BUDAPESTE (Reuters) - Uma grande maioria dos húngaros deverá rejeitar as cotas de imigrantes exigidas pela União Europeia em um referendo neste domingo, o que deverá fortalecer o primeiro-ministro Viktor Orban em suas disputas com Bruxelas.

Orban, que está no poder desde 2010, é um dos mais duros oponentes da política de imigração da União Europeia, e no último ano fechou as fronteiras da Hungria com cercas de arame farpado e milhares de militares e policiais no patrulhamento.

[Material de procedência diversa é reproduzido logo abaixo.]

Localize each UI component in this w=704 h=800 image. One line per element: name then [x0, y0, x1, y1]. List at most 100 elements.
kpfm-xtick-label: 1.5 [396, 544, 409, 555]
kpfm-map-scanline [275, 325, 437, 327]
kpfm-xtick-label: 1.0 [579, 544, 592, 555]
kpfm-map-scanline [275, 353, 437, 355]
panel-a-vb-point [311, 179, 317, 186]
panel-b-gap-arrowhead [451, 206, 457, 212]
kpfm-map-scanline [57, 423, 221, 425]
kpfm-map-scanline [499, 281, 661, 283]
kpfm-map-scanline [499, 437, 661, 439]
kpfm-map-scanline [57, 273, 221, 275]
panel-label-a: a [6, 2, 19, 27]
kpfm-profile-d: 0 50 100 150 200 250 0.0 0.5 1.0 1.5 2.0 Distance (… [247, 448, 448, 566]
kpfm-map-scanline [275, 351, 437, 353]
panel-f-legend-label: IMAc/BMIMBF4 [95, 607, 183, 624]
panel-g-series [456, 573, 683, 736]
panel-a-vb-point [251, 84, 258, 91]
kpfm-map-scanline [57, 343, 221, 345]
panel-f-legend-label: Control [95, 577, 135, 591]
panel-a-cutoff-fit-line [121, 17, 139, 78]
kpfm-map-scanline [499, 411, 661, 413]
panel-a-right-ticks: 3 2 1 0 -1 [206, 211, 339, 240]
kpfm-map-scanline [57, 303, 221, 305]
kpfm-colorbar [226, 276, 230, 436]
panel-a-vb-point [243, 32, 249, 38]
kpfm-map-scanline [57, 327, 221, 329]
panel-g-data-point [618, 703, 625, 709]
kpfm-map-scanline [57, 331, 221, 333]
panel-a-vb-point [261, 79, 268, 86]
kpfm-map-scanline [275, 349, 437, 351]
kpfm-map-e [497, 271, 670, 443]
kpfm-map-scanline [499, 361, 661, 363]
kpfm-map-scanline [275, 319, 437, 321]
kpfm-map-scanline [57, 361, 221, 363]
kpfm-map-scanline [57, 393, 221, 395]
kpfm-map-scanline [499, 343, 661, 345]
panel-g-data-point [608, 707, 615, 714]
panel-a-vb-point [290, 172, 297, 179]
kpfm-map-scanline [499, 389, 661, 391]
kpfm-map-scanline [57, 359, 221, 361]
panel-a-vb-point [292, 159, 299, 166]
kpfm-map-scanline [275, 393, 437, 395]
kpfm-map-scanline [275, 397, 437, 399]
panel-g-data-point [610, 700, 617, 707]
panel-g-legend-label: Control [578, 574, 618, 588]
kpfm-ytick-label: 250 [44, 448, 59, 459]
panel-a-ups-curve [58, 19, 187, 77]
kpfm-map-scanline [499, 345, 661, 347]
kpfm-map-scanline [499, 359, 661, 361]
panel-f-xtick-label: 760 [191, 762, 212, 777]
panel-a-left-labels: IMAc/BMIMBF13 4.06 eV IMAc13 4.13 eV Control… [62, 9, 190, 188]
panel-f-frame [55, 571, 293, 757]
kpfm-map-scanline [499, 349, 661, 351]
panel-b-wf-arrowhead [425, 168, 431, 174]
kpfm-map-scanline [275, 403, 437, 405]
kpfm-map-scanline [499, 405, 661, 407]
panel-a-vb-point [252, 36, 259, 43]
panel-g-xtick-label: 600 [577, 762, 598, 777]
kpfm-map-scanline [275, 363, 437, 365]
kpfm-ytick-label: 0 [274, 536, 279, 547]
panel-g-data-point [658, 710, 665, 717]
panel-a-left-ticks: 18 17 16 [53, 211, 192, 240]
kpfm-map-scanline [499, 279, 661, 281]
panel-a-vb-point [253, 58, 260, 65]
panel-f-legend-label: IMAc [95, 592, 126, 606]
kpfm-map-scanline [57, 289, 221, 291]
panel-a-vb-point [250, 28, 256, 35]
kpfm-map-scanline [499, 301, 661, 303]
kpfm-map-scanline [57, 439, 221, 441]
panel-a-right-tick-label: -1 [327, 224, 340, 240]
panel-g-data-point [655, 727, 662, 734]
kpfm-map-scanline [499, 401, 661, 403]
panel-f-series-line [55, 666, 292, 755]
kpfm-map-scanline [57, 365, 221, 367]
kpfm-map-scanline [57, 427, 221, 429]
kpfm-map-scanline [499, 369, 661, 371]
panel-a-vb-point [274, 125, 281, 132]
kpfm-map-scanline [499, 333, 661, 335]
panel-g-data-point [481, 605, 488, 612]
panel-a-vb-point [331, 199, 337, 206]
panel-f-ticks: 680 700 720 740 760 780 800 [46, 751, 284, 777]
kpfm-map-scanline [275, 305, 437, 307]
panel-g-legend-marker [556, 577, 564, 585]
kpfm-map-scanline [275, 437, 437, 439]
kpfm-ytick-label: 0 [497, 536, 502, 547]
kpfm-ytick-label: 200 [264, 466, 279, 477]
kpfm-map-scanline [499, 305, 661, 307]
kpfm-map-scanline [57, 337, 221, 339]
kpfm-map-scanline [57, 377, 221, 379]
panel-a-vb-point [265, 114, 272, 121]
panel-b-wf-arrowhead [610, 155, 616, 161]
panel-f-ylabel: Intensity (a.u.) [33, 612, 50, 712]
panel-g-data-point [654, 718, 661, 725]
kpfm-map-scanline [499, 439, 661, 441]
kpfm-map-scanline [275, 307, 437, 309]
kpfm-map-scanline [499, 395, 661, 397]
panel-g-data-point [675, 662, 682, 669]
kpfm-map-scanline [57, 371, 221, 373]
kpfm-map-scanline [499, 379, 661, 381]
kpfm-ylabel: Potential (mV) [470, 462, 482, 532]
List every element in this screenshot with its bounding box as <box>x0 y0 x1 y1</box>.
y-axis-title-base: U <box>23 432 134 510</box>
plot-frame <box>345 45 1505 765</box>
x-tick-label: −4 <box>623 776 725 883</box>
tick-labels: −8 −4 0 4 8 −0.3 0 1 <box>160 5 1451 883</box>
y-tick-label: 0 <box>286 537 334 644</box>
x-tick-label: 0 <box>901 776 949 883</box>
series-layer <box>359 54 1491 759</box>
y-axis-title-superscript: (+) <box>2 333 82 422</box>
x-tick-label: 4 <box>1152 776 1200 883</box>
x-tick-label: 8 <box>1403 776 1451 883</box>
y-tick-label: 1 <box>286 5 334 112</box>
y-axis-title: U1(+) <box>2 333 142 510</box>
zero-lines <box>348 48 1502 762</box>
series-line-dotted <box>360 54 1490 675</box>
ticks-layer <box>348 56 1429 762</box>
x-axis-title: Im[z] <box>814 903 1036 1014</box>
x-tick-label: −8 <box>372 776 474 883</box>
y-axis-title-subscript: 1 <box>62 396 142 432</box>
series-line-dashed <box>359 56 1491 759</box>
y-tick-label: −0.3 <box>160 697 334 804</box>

Depois de votar em um bairro rico de Budapeste neste domingo, Orban disse a repórteres que irá a Bruxelas na próxima semana iniciar discussões, embasado pelo resultado do referendo.

"E eu vou tentar, com a ajuda do resultado das urnas, se houver um resultado apropriado, alcançar que não sejamos obrigados a aceitar pessoas que não queremos que vivam na Hungria."

Ele também disse que o governo pode modificar a constituição da Hungria após a votação.

Pesquisas de opinião mostram apoio à rejeição das cotas de imigrantes da UE em mais de 80 por cento do eleitorado. Por outro lado, as pesquisas mostram também que o comparecimento às urinas pode não superar os 50 por cento necessários para que o referendo seja válido.

A votação será encerrada às 14:00 (horário de Brasília). Resultados preliminares deverão ser divulgados cerca de uma hora depois.